Mattheit, Stumpfheit

Es dämmert … du gähnst ein Mal … dir ist langweilig geworden. Es wird langsam trübe, unklar … die Dinge gehen ineinander über … du gähnst noch einmal und wirst ganz trääge. Faulheit überkommt dich und der Geist wird immer stumpfer … Manchmal ist die Müdigkeit auch schlagartig da. Oder du hast sie nicht kommen sehen.

Wie Nebel trübt dieses Hindernis die klare Sicht der Dinge. Oft schleicht es sich langsam an. Es wird zunehmend schwierig einen klaren Gedanken zu fassen. Du kannst dich nicht mehr konzentrieren oder wirst der Aufgabe, dem Objekt der Konzentration apathisch gegenüber. Du willst etwas Anderes machen, oder vielleicht gleich schlafen gehen.

Nun ja.
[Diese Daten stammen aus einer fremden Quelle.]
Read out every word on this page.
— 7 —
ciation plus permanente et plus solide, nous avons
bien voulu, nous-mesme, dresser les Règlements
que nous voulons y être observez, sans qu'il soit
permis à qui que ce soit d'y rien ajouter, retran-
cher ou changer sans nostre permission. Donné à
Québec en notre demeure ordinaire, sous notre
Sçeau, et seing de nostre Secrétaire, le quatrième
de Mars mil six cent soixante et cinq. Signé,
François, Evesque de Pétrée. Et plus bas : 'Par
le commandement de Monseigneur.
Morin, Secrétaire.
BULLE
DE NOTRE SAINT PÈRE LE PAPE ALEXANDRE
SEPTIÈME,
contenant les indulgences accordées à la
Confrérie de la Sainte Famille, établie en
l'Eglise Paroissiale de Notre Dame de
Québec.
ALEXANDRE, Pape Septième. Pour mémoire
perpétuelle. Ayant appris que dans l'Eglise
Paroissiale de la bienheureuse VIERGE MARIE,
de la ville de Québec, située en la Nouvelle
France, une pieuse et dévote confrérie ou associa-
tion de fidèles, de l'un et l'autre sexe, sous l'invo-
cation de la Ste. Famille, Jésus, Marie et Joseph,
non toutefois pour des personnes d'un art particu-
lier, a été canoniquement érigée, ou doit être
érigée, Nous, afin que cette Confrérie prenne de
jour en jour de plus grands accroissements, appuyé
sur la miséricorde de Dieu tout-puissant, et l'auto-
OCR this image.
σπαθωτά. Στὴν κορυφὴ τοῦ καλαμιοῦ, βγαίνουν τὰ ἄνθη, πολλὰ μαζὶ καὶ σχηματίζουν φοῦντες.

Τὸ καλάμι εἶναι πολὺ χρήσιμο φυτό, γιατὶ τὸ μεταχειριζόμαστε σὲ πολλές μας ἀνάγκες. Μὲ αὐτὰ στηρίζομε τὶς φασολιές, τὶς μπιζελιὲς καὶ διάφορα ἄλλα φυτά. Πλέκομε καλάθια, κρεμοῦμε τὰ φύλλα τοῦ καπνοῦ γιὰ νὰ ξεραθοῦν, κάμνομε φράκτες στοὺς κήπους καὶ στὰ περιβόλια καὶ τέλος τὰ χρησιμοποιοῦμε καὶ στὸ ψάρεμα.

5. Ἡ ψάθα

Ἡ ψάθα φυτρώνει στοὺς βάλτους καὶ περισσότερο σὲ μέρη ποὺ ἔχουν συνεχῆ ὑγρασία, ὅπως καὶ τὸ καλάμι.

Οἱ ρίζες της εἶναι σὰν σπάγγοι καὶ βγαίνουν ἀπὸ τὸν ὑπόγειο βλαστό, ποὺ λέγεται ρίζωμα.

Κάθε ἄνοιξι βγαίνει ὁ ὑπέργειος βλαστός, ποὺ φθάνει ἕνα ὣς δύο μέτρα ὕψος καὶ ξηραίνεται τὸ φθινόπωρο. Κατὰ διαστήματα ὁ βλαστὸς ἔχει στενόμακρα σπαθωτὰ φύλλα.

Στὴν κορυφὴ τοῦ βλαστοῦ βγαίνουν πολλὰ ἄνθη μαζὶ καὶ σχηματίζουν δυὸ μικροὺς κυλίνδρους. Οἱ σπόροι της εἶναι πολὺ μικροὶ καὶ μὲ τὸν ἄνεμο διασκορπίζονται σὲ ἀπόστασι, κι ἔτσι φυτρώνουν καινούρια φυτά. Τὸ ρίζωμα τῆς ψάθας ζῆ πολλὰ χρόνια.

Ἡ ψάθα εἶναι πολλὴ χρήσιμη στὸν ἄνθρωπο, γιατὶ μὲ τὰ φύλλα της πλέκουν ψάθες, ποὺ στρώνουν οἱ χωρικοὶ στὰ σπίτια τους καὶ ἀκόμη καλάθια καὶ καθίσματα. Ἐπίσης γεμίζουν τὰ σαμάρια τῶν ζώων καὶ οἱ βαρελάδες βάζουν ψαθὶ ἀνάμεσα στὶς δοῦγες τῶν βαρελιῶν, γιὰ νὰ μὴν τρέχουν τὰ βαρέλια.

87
Gegen dieses Hindernis gibt es wahrscheinlich weniger eindeutig etwas zu tun. Wenn du müde bist (körperlich), kannst du schlafen gehen. Wenn das nicht geht, oder bei Langeweile oder Faulheit, musst du da durch. Tapfer durchwaten, durchstapfen. Schritt für Schritt, mit Blick nur auf den jeweils nächsten, bis sich die Sicht wieder lichtet. Das Wissen über einen matten Zustand kann aber schon nützlich sein. Gegebenfalls kannst du von einer geistig fordernden Tätigkeit auf eine einfachere wechseln (und umgekehrt).